Thursday, 18 September 2008

Footnotes to The Florentine Part One

NOTE ONE- Oighrig is a small island to the north of the Isle of Lewis in Scotland, Western Europe. Its last remaining inhabitants left in 1901 following a poor harvest and a decline of interest in crofting there. It is comparable to another, more famed Scottish isle, St Kilda, for its remote location, fierce weather and geological formations.

NOTE TWO-Lord Leverhulme, born William Lever, began using a West African palm oil to make his companies soap in the early 1900s, culminating in his visit to the Belgian Congo in 1911, where he obtained another source of the product using King Leopold II’s methods of slavery, brutality and genocide to obtain the oil.  

NOTE THREE-Draugrs are the undead in Norse mythology.
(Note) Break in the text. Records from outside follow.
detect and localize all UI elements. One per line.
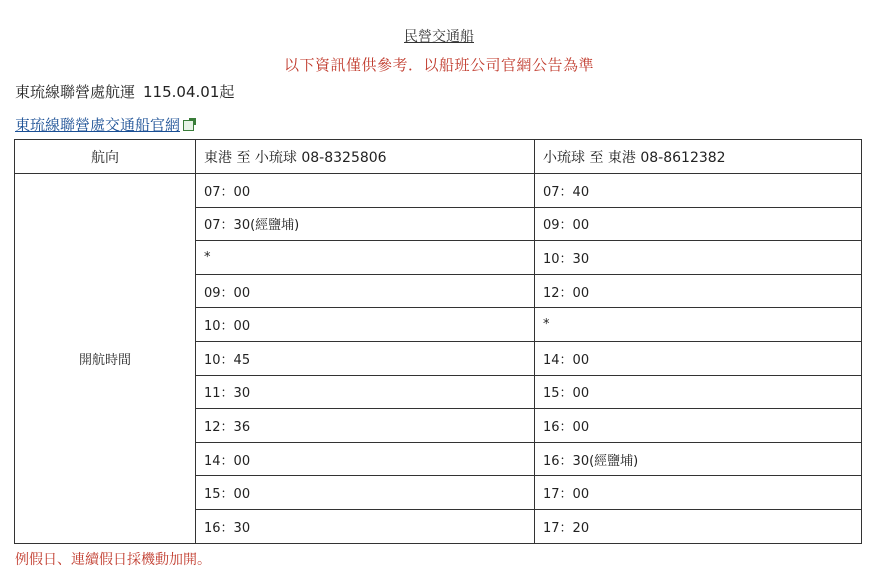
outbound-header: 東港 至 小琉球 08-8325806 — [196, 140, 535, 174]
external-link-icon — [183, 120, 194, 131]
outbound-time-cell: 10：00 — [196, 308, 535, 342]
outbound-time-cell: 07：30(經鹽埔) — [196, 207, 535, 241]
inbound-time-cell: * — [535, 308, 862, 342]
inbound-time-cell: 09：00 — [535, 207, 862, 241]
inbound-time-cell: 07：40 — [535, 174, 862, 208]
inbound-header: 小琉球 至 東港 08-8612382 — [535, 140, 862, 174]
outbound-time-cell: 11：30 — [196, 375, 535, 409]
schedule-body — [15, 174, 862, 544]
effective-date: 115.04.01起 — [143, 83, 235, 101]
page-title: 民營交通船 — [404, 29, 474, 45]
outbound-time-cell: 10：45 — [196, 341, 535, 375]
inbound-time-cell: 14：00 — [535, 341, 862, 375]
table-row — [15, 174, 862, 208]
inbound-time-cell: 17：20 — [535, 509, 862, 543]
outbound-time-cell: * — [196, 241, 535, 275]
inbound-time-cell: 12：00 — [535, 274, 862, 308]
outbound-time-cell: 16：30 — [196, 509, 535, 543]
outbound-time-cell: 12：36 — [196, 409, 535, 443]
official-site-link[interactable] — [15, 114, 194, 135]
inbound-time-cell: 16：30(經鹽埔) — [535, 442, 862, 476]
outbound-time-cell: 07：00 — [196, 174, 535, 208]
direction-header: 航向 — [15, 140, 196, 174]
table-header-row — [15, 140, 862, 174]
inbound-time-cell: 17：00 — [535, 476, 862, 510]
route-name: 東琉線聯營處航運 — [15, 83, 136, 101]
inbound-time-cell: 10：30 — [535, 241, 862, 275]
footnote: 例假日、連續假日採機動加開。 — [15, 552, 211, 568]
disclaimer-notice: 以下資訊僅供參考．以船班公司官網公告為準 — [283, 56, 594, 74]
official-site-link-text[interactable]: 東琉線聯營處交通船官網 — [15, 116, 181, 134]
inbound-time-cell: 16：00 — [535, 409, 862, 443]
outbound-time-cell: 14：00 — [196, 442, 535, 476]
outbound-time-cell: 15：00 — [196, 476, 535, 510]
outbound-time-cell: 09：00 — [196, 274, 535, 308]
inbound-time-cell: 15：00 — [535, 375, 862, 409]
route-info — [15, 81, 234, 102]
departure-time-label: 開航時間 — [15, 174, 196, 544]
schedule-table — [14, 139, 862, 544]
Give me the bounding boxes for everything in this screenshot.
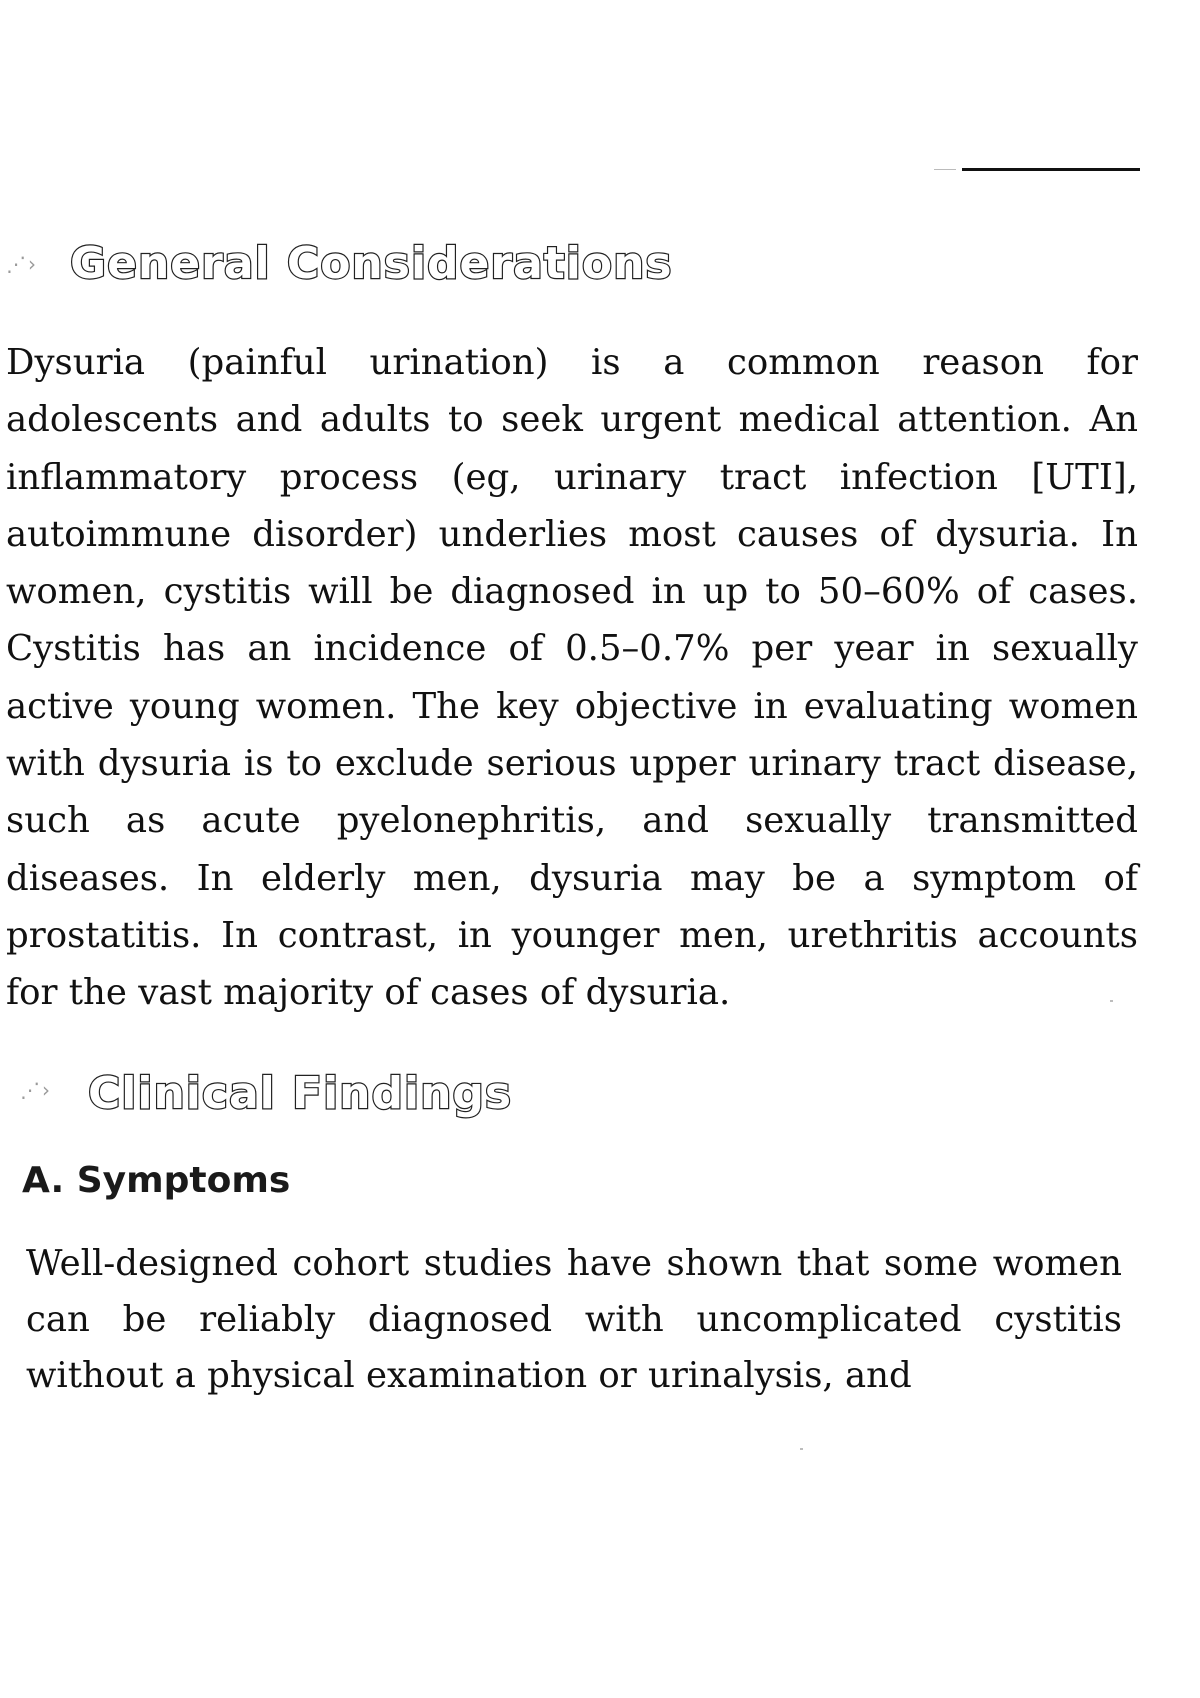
top-rule-divider: [962, 168, 1140, 171]
arrow-marker-icon: ⋰›: [20, 1078, 52, 1102]
arrow-marker-icon: ⋰›: [6, 252, 38, 276]
scan-speck: [800, 1448, 803, 1450]
subsection-heading-symptoms: A. Symptoms: [22, 1160, 291, 1201]
symptoms-paragraph: Well-designed cohort studies have shown that some women can be reliably diagnosed with uncomplicated cystitis without a physical examination or urinalysis, and: [26, 1243, 1122, 1396]
general-considerations-paragraph: Dysuria (painful urination) is a common reason for adolescents and adults to seek urgent medical attention. An inflammatory process (eg, urinary tract infection [UTI], autoimmune disorder) underlies most causes of dysuria. In women, cystitis will be diagnosed in up to 50–60% of cases. Cystitis has an incidence of 0.5–0.7% per year in sexually active young women. The key objective in evaluating women with dysuria is to exclude serious upper urinary tract disease, such as acute pyelonephritis, and sexually transmitted diseases. In elderly men, dysuria may be a symptom of prostatitis. In contrast, in younger men, urethritis accounts for the vast majority of cases of dysuria.: [6, 342, 1138, 1014]
scan-speck: [1110, 1000, 1113, 1002]
section-heading-clinical-findings: Clinical Findings: [88, 1068, 513, 1119]
section-heading-general-considerations: General Considerations: [70, 238, 673, 289]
Unlike versions of the resurrected or ‘living’ dead found in other cultures’ mythology, the Draugr is a spirit that inhabits the body or grave of the dead person, inhabiting the body and making it invulnerable to conventional attack. Dr Gellas would later correctly identify these Draugr to be infact 'haugbui', a form of Draugr that only attacks those that trespass on its place of burial and is bound to that location.

NOTE FOUR- Leverhume settled in Scotland.

NOTE FIVE- With the estimated appearance of homo sapien in the African continent estimated at 200, 000 years ago, the construction of this door at this age is unlikely. The possibility of the original wood of the door surviving that length of time is also nigh on impossible without advanced techniques.

NOTE SIX- “One can't believe impossible things," Alice said. 
"I daresay you haven't had much practice," said the Queen. 

NOTE SEVEN-Agoraphobia is clearly caused by the creation and symbology of the ‘hysterical woman’ rather than a spatial definition or cognition problem. I have heard rumour to the contrary yet it is unlikely as only the female graduate archeologists of the team suffered from the problem.

NOTE EIGHT-This particular illusion in the library was initially thought to be a mere trick of lighting: by over exposing the amount of light onto the obscure shape of the doorway, the door would remain hidden. However, it has subsequently been supposed by D.L. Lowry, a doctor no less, that the door corresponds to a weak Lagrangian principle (sic) based upon maximization of probability distribution. Consequently, the door corresponds to a series of equations that determine the probability of a human seeing the door at various shapes and dimensions. The resulting door is one who’s frame is a non-standard, irregular shape with a lack of parallel lines. Similar equations are used in the field of consumer economics to predict price maximization and shadow pricing.